Fokus dengan Digital, Cara TIKI Bersaing dengan Kompetitor
PT Citra Van Titipan Kilat atau yang lebih dikenal dengan TIKI menyatakan akan terus beradaptasi dengan dunia digital. Hal tersebut disampaikan Direktur Utama TIKI Yulina Hastuti yang juga mengatakan sejumlah layanan yang ada di TIKI sudah menyesuaikan dengan kondisi terkini.
Menurut Yulina, pandemi covid-19 yang menyerang sejak awal 2020 telah membuat manusia beralih ke dunia digital. Karena itu TIKI menghadirkan TIKI Putar, TIKI Serlok, dan TIKI SDS Kita. TIKI Putar (Jemput Antar) merupakan layanan instant courier berbasis aplikasi di ponsel pintar dengan jaminan waktu pengantaran hingga 3 jam. Sementara TIKI Serlok (Seller Online Booking) ialah layanan yang membantu usaha pelaku bisnis kecil dalam hal pengiriman.
Kemudian SDS Kita (Same Day Service Kuliner Nusantara) memudahkan para pecinta makanan untuk menikmati beragam sajian dengan biaya kompetitif. "Kami melihat digitalisasi akan terus berlangsung. Memang ada perubahan dari yang dulunya konsumen ke kantor atau agen TIKI, sekarang lebih sering melalui aplikasi.
“Kedepannya kami pasti akan buat inovasi dengan melihat kondisi yang ada," kata Yulina
Jika dibandingkan periode 2020, pertumbuhan nilai transaksi TIKI Putar hampir mencapai 100%. Sementara tahun ini, TIKI menargetkan pertumbuhannya hingga hingga 50%. Untuk TIKI Serlok, tercatat ada 500 member dan diharapkan bertumbuh sekitar 30-40%. Lalu, TIKI SDS Kita, sampai akhir tahun lalu, transaksinya bertumbuh hingga 40% lebih.
Pada tahun ini ditargetkan tansaksi meningkat 50%. Upaya untuk tetap kompetitif, sambung Yulina, juga dilakukan dengan menjaga loyalitas konsumen. Ada 3 area yang dikatakan Yulina difokuskan oleh pihaknya.
"Pertama, yaitu operational excellences dalam hal ini kecepatan, keamanan dan real-time tracking. Kedua, customer intimacy yang maksudnya kemudahan transaksi mulai dari proses booking, penjemputan barang hingga pilihan pembayaran, dan terakhir product leadership dengan inovasi layanan berbasis teknologi," tutur dia.
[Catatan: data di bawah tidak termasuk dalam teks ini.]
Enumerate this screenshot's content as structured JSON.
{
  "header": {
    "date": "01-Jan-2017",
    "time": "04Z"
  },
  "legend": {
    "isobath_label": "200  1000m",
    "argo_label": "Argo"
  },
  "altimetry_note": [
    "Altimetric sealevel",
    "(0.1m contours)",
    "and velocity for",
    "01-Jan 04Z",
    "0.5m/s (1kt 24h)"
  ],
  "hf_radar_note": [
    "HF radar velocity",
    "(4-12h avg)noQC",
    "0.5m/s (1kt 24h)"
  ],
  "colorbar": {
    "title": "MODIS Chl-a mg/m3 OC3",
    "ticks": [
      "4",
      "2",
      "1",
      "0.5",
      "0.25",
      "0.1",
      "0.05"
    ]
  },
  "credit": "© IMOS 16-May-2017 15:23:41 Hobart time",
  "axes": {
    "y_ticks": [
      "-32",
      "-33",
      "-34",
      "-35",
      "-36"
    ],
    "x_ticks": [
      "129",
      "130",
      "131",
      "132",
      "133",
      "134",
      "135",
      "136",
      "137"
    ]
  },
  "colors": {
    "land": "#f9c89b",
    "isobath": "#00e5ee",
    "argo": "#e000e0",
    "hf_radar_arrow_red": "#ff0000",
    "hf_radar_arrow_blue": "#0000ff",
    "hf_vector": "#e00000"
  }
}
Rencananya, TIKI juga akan terus melebarkan sayap dengan membuka lebih banyak gerai. Saat ini telah ada 3.700 gerai. Diproyeksikan tahun ini akan bertambah 200 gerai baru dan 100 di antaranya akan ada di Jakarta.
"TIKI juga menggandeng mitra franchise yang ingin membangun bisnis jasa kurir. Sebagai ilustrasi modal untuk franchise gerai TIKI di Jakarta sebesar Rp 17,5 juta yang sudah termasuk branding TIKI," terang Yulina.